Le procès n’a pas commencé
Chronique "Si on me laisse dire" publiée dans le quotidien belge "La Dernière Heure" en marge du procès de Marc Dutroux et consorts.
Le 12 mars 2004
Ceux qui ne connaissent pas bien le dossier Dutroux et consorts auront certainement été impressionnés par l’exposé du juge Langlois visant, de manière tout à fait partiale, à blanchir Michel Nihoul. Que de détails en effet dans cette plaidoirie! Quelle énergie déployée pour trouver tous les éléments à décharge de l’escroc bruxellois!
Un minimum de réflexion invite cependant au constat suivant : ce que nous dit aujourd’hui le juge chestrolais n’est rien d’autre que ce qu’il défendait déjà lors de l’instruction de l’affaire Dutroux et consorts. Et c’est exactement ce point de vue là qui a été balayé par la chambre des mises en accusation de Liège, le 30 avril 2003. Rappelons donc que l’examen du dossier à ce degré de juridiction, par trois juges indépendants, avait conduit ceux-ci à estimer que les indices étaient suffisants quant à la participation de Michel Nihoul à une association de malfaiteurs impliquée, notamment, dans les enlèvements d’enfants.
De toute évidence, tous ces indices, absolument tous, n’ont aucune importance au yeux du juge d’instruction. Les juristes reprocheront à M. Langlois d’avoir préjugé dans son exposé. Sur la forme, cette attitude est tout à fait inhabituelle. Le juge d’instruction est en effet invité à présenter le contenu de son dossier. Ni plus, ni moins. Pourtant, il me semble qu’il convient d’être reconnaissant à ce magistrat d’avoir fait clairement état de ses convictions. Au moins, on sait dans quelle pièce on joue! Et les jurés seront certainement amenés à se demander depuis quand M. Langlois a été convaincu, au cours de son enquête, de l’innocence de Michel Nihoul dans le volet enlèvements d’enfants. S’ils obtiennent une réponse à cette question, ils se demanderont, je l’espère, depuis quand les convictions du juge ont-elles pu orienter les investigations menées sous sa direction?
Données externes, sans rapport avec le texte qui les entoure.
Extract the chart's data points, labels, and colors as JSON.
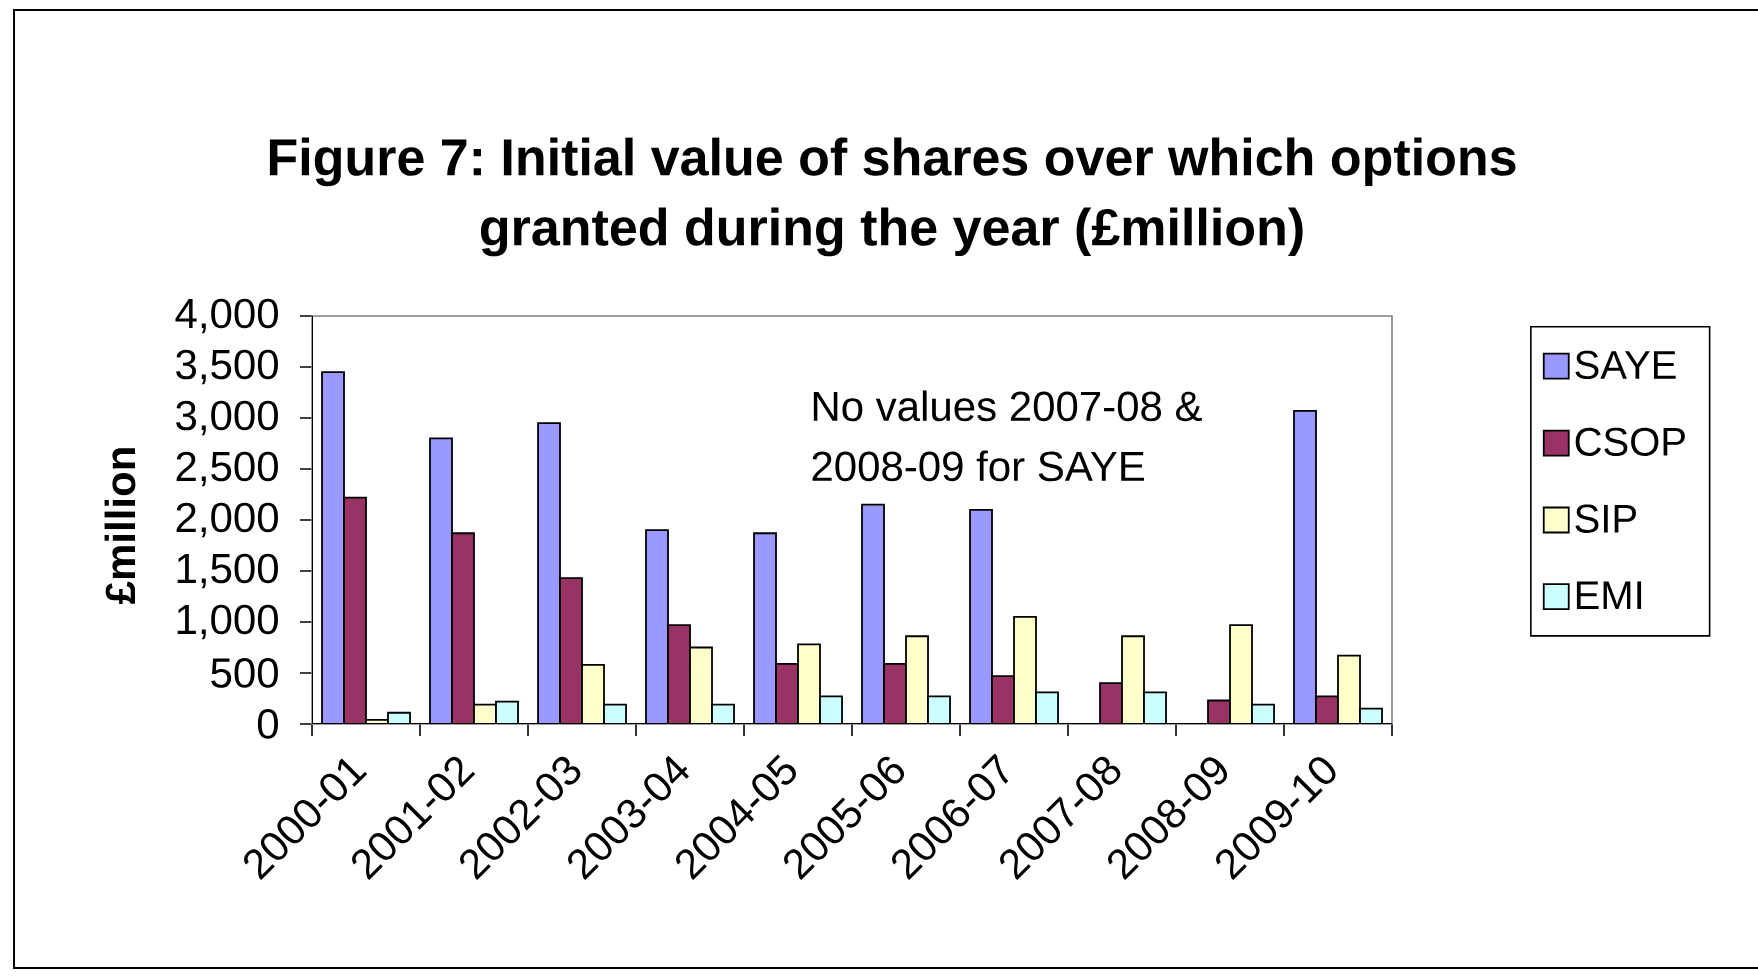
{
  "chart_data": {
    "type": "bar",
    "title": "Figure 7: Initial value of shares over which options granted during the year (£million)",
    "ylabel": "£million",
    "annotations": [
      "No values 2007-08 & 2008-09 for SAYE"
    ],
    "categories": [
      "2000-01",
      "2001-02",
      "2002-03",
      "2003-04",
      "2004-05",
      "2005-06",
      "2006-07",
      "2007-08",
      "2008-09",
      "2009-10"
    ],
    "series": [
      {
        "name": "SAYE",
        "color": "#9999ff",
        "values": [
          3450,
          2800,
          2950,
          1900,
          1870,
          2150,
          2100,
          null,
          null,
          3070
        ]
      },
      {
        "name": "CSOP",
        "color": "#993366",
        "values": [
          2220,
          1870,
          1430,
          970,
          590,
          590,
          470,
          400,
          230,
          270
        ]
      },
      {
        "name": "SIP",
        "color": "#ffffcc",
        "values": [
          40,
          190,
          580,
          750,
          780,
          860,
          1050,
          860,
          970,
          670
        ]
      },
      {
        "name": "EMI",
        "color": "#ccffff",
        "values": [
          110,
          220,
          190,
          190,
          270,
          270,
          310,
          310,
          190,
          150
        ]
      }
    ],
    "ylim": [
      0,
      4000
    ],
    "yticks": [
      0,
      500,
      {
        "value": 1000,
        "label": "1,000"
      },
      {
        "value": 1500,
        "label": "1,500"
      },
      {
        "value": 2000,
        "label": "2,000"
      },
      {
        "value": 2500,
        "label": "2,500"
      },
      {
        "value": 3000,
        "label": "3,000"
      },
      {
        "value": 3500,
        "label": "3,500"
      },
      {
        "value": 4000,
        "label": "4,000"
      }
    ],
    "legend": "right"
  }
}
Je ne critiquerai donc pas le témoin quand à l’expression de son opinion. Toutefois, les présupposés, les omissions et la faiblesse de certains raisonnements qui servent à fonder sa thèse font parfois insulte à l’intelligence. Dès aujourd’hui, il est déjà tout à fait évident que M. Langlois aura, la semaine prochaine, beaucoup de difficultés à répondre à certaines questions précises du ministère public et de certaines parties civiles, notamment quand aux nombreuses interprétations très personnelles qui sont les siennes. On prend les paris?
Pour l’heure, ne mentionnons que deux exemples. Là où nous pourrions en citer cent. M. Langlois omet purement et simplement de mentionner l’existence du témoignage de Laetitia Delhez lorsqu’elle rapporte avoir entendu Dutroux parler à un certain Michel ou Jean-Michel pour lui dire «Ca a marché», pendant sa séquestration. Les données objectives du dossier, comme dirait Jacques Langlois, nous enseigne pourtant que la personne concernée ne peut être Michelle Martin ou Michel Lelièvre…
Dans le même ordre d’idées, M. Langlois a reconnu hier que les quatre personnes qui ont témoigné pour forger l’alibi de Nihoul -lorsqu’il prétend n’avoir pas mis les pieds à Bertrix- avaient donné des versions présentant de nombreuses contradictions. Mais le juge nous a alors expliqué le long travail qu’il a réalisé pour trouver ce qui pouvait coller dans ces témoignages contradictoires. Pour arriver à la conclusion que Nihoul aurait pu travailler dans un appartement pendant deux des journées où des témoins l’ont vu à Bertrix. Quant à ces multiples témoins, le juge nous a ensuite exposé le travail de bénédictin qu’il a réalisé pour trouver… les discordances dans leurs divers récits.
C’est bien une thèse que le juge nous a été donné à connaître hier. Un thèse, on le constatera au cours du procès, qui comporte de nombreux a priori, des questions sans réponses, voire même des considérations purement et simplement fantaisistes. Ceux qui ont été bluffé aujourd’hui par l’exposé du juge devraient ouvrir des yeux encore plus grand, dès lundi prochain. Commencera alors le temps des questions, le temps de la contradiction après quatre jours d’un exposé unilatéral. Commencera alors le procès!